Napoli, al Museo del Sottosuolo, ‘O munaciell racconta la sua storia

foto Giuseppe Panza

Interessante e suggestivo il percorso ideato da Tappeto Volante, nelle viscere di Napoli, con un personaggio noto ai napoletani con il nome di ‘O munaciell. Una figura leggendaria che ha portato il pubblico nei meandri del Museo del Sottosuolo.
Matilde Serao racconta, nel suo libro “Leggende napoletane”,  di un figlio deforme, nato dalla relazione tra una giovane della borghesia napoletana e un ragazzo di modeste origini. La creatura, frutto di questo amore impossibile fu ospitata in un convento, ma la sua natura “diversa” lo relegò a portatore di malasorte e quindi a lui venivano attribuite le varie tragedie, piccole o grandi che fossero, e da qui la sua sete di vendetta. Si credeva che avesse la capacità di essere benevolo o malevolo a seconda di come le persone si ponevano nei suoi confronti.

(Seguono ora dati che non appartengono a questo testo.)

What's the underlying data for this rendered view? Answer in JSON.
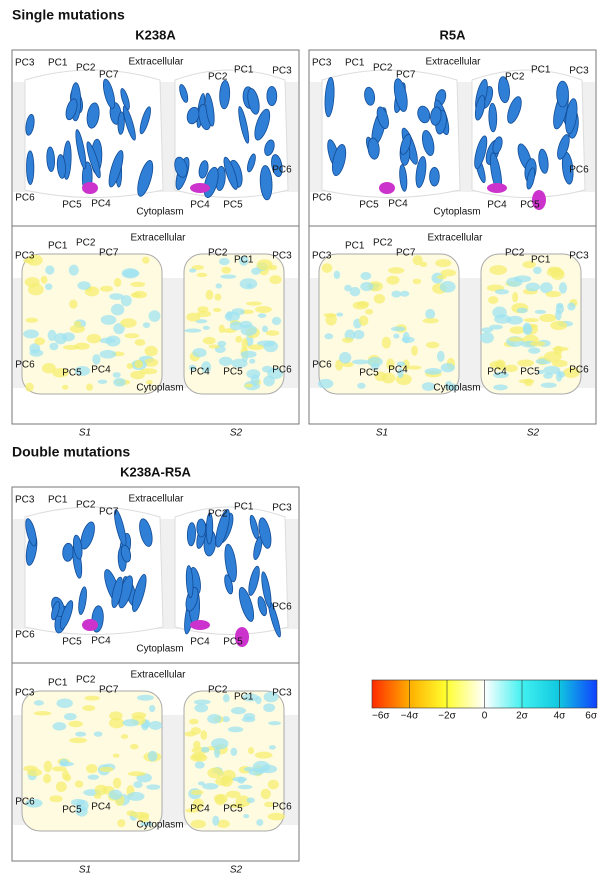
{
  "sections": [
    {
      "title": "Single mutations",
      "panels": [
        {
          "title": "K238A",
          "top_labels": [
            "PC3",
            "PC1",
            "PC2",
            "PC7",
            "Extracellular",
            "PC2",
            "PC1",
            "PC3",
            "PC6",
            "PC6",
            "PC5",
            "PC4",
            "Cytoplasm",
            "PC4",
            "PC5"
          ],
          "bottom_labels": [
            "PC3",
            "PC1",
            "PC2",
            "PC7",
            "Extracellular",
            "PC2",
            "PC1",
            "PC3",
            "PC6",
            "PC6",
            "PC5",
            "PC4",
            "Cytoplasm",
            "PC4",
            "PC5"
          ],
          "subunits": [
            "S1",
            "S2"
          ]
        },
        {
          "title": "R5A",
          "top_labels": [
            "PC3",
            "PC1",
            "PC2",
            "PC7",
            "Extracellular",
            "PC2",
            "PC1",
            "PC3",
            "PC6",
            "PC6",
            "PC5",
            "PC4",
            "Cytoplasm",
            "PC4",
            "PC5"
          ],
          "bottom_labels": [
            "PC3",
            "PC1",
            "PC2",
            "PC7",
            "Extracellular",
            "PC2",
            "PC1",
            "PC3",
            "PC6",
            "PC6",
            "PC5",
            "PC4",
            "Cytoplasm",
            "PC4",
            "PC5"
          ],
          "subunits": [
            "S1",
            "S2"
          ]
        }
      ]
    },
    {
      "title": "Double mutations",
      "panels": [
        {
          "title": "K238A-R5A",
          "top_labels": [
            "PC3",
            "PC1",
            "PC2",
            "PC7",
            "Extracellular",
            "PC2",
            "PC1",
            "PC3",
            "PC6",
            "PC6",
            "PC5",
            "PC4",
            "Cytoplasm",
            "PC4",
            "PC5"
          ],
          "bottom_labels": [
            "PC3",
            "PC1",
            "PC2",
            "PC7",
            "Extracellular",
            "PC2",
            "PC1",
            "PC3",
            "PC6",
            "PC6",
            "PC5",
            "PC4",
            "Cytoplasm",
            "PC4",
            "PC5"
          ],
          "subunits": [
            "S1",
            "S2"
          ]
        }
      ]
    }
  ],
  "colorbar": {
    "labels": [
      "−6σ",
      "−4σ",
      "−2σ",
      "0",
      "2σ",
      "4σ",
      "6σ"
    ]
  }
}
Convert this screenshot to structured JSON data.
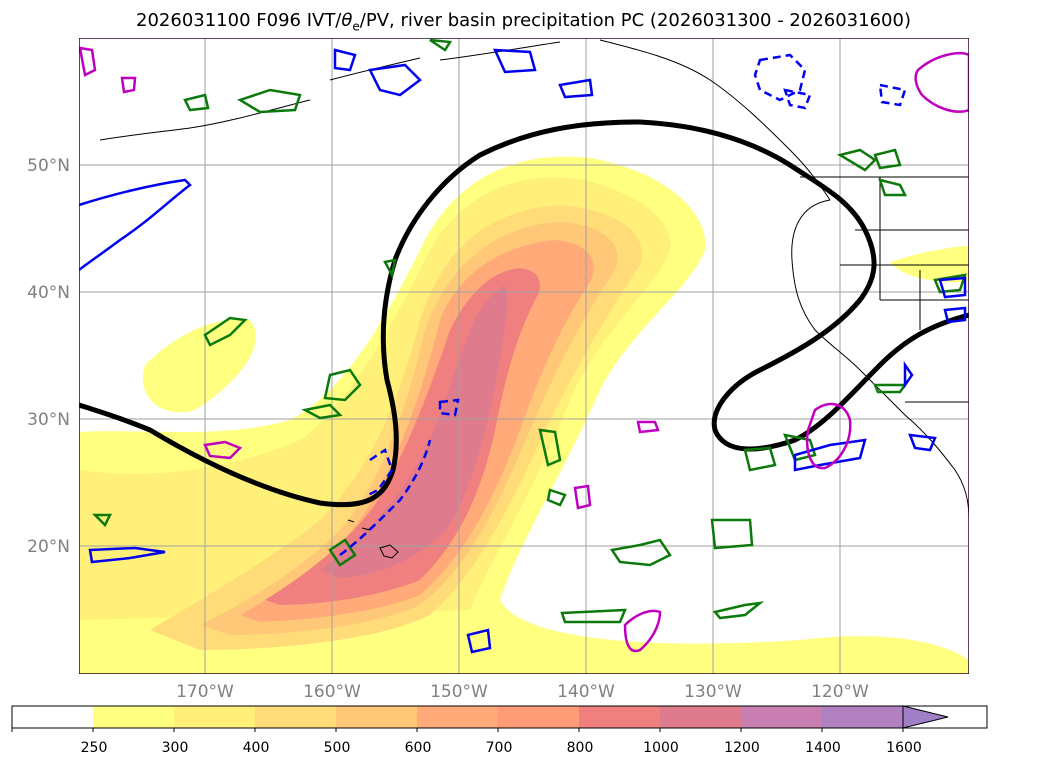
{
  "title": {
    "prefix": "2026031100 F096 IVT/",
    "theta": "θ",
    "theta_sub": "e",
    "suffix": "/PV, river basin precipitation PC (2026031300 - 2026031600)"
  },
  "map": {
    "lat_labels": [
      "50°N",
      "40°N",
      "30°N",
      "20°N"
    ],
    "lon_labels": [
      "170°W",
      "160°W",
      "150°W",
      "140°W",
      "130°W",
      "120°W"
    ],
    "colors": {
      "frame": "#2a0a2a",
      "grid": "#a0a0a0",
      "coast": "#000000",
      "theta_e_contour": "#000000",
      "pv_positive": "#0b7a0b",
      "pv_negative": "#0000ee",
      "precip_pc": "#c000c0"
    }
  },
  "colorbar": {
    "levels": [
      "250",
      "300",
      "400",
      "500",
      "600",
      "700",
      "800",
      "1000",
      "1200",
      "1400",
      "1600"
    ],
    "colors": [
      "#ffffff",
      "#ffff80",
      "#fff07a",
      "#ffdc78",
      "#ffc878",
      "#ffaa78",
      "#ff9c78",
      "#f08080",
      "#de7c8e",
      "#c87eb0",
      "#b080c0",
      "#a07ec8"
    ],
    "extend": "max"
  }
}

Ciro Cozzolino (socio della Tappeto Volante),  nelle vesti d’ ‘o munaciell, ha guidato gli spettatori nella storia del luogo:  le cisterne dell’acquedotto della Bolla, di epoca greca, diventate poi rifugio nell’epoca della seconda guerra mondiale, dove tantissime persone trovarono la salvezza. Oggi, quelle cisterne sono  diventate il Museo del Sottosuolo, un luogo dal fascino suggestivo, a tratti inquietante, dove si è rivissuto un intero percorso fatto di storia, immagini, racconti e  frammenti di vita, che hanno lasciato sicuramente il segno in chi ha ascoltato, percependo la netta sensazione che alcuni luoghi siano scrigni preziosi da curare, tenere cari e da proteggere.